The deposition of anti-DNA IgG contributes to the development of cutaneous lupus erythematosus

•Anti-DNA IgG exists in skin lesion of lupus erythematosus and recognizes novel antigens.•Binding of anti-dsDNA IgG to keratinocytes induces macrophage chemoattraction.•Anti-dsDNA IgG amplifies effect of TWEAK/Fn14 activation on keratinocytes.•Anti-dsDNA IgG regulates SOCS1 signals in keratinocytes.
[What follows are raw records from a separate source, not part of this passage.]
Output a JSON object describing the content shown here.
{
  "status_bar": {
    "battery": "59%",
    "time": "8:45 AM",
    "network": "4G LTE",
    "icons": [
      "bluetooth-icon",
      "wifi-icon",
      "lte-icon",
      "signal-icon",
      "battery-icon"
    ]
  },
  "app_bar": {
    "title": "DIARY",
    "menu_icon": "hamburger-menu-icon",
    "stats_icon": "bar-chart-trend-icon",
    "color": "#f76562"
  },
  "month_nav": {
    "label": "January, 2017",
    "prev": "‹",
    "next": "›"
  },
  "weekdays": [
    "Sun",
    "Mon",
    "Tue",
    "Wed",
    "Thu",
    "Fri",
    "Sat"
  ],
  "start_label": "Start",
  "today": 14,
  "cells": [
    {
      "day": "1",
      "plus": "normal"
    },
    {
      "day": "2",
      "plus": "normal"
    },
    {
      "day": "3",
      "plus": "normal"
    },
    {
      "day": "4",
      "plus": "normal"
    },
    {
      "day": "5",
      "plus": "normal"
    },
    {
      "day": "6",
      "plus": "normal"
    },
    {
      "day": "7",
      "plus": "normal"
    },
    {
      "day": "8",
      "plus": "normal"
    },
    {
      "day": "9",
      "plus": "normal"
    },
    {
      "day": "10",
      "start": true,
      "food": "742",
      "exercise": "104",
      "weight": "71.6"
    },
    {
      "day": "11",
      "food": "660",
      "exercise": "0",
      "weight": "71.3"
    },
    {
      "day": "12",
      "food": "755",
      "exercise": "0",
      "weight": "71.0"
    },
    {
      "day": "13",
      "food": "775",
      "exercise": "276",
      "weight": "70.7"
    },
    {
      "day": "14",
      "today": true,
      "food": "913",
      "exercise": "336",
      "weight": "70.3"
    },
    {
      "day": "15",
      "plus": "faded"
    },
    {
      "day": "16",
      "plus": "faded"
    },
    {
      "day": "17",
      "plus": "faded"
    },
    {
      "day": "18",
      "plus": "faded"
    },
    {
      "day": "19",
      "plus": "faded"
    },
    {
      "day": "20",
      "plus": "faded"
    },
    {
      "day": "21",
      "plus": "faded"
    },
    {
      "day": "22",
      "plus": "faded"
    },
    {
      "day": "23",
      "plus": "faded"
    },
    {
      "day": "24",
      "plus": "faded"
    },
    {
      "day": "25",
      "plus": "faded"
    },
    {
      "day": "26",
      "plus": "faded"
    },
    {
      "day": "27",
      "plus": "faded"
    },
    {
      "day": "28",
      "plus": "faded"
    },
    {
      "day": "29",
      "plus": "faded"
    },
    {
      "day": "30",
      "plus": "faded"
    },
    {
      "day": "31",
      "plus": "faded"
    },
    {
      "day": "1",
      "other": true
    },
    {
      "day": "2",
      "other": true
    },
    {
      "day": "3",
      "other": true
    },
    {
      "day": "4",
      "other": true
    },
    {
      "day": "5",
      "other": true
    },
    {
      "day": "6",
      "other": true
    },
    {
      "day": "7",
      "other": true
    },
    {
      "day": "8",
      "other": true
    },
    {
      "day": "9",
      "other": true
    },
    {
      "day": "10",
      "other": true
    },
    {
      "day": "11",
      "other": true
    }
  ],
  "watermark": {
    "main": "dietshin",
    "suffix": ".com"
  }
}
Anti-DNA IgG is a hallmark of systemic lupus erythematosus and induces internal injuries in patients. It is known that cutaneous lupus erythematosus (CLE) involves the deposition of autoantibodies in the dermoepidermal junction of the skin and that anti-DNA IgG binds specifically to keratinocytes. However, the definite role of anti-DNA IgG in CLE remains unclear. The purpose of this study was to elucidate the effect of anti-DNA IgG on keratinocytes in CLE. Skin tissues were collected from patients with CLE and healthy controls. Also, murine anti-DNA IgG was incubated with frozen sections of murine skin or PAM212 keratinocytes. The chemotaxis of J774.2 macrophages was evaluated in special chambers with keratinocytes under anti-DNA IgG stimulation. Enzyme-linked immunosorbent assay, flow cytometry, Western blot, and surface plasmon resonance were used to quantitate the interaction between anti-DNA IgG and keratinocyte-related self-antigens. The results showed that anti-DNA IgG could be eluted from the lesional tissues of CLE patients, depending on the serum positivity. Murine anti-DNA IgG bound preferably to the dermoepidermal zones of normal skin and specifically to collagen III and the suppressor of cytokine signalling 1 (SOCS1) but not to Ro52. Moreover, the chemotaxis of macrophages was promoted by the incubation of anti-DNA IgG with keratinocytes. Interestingly, anti-DNA IgG exaggerated both the expression and the activation of fibroblast growth factor inducible 14 (Fn14) in keratinocytes and regulated SOCS1 signals in a time-dependent manner. In conclusion, anti-DNA IgG may contribute to the development of CLE through binding to keratinocyte-related antigens, exacerbating inflammatory infiltration, and modulating Fn14 and SOCS1 pathways.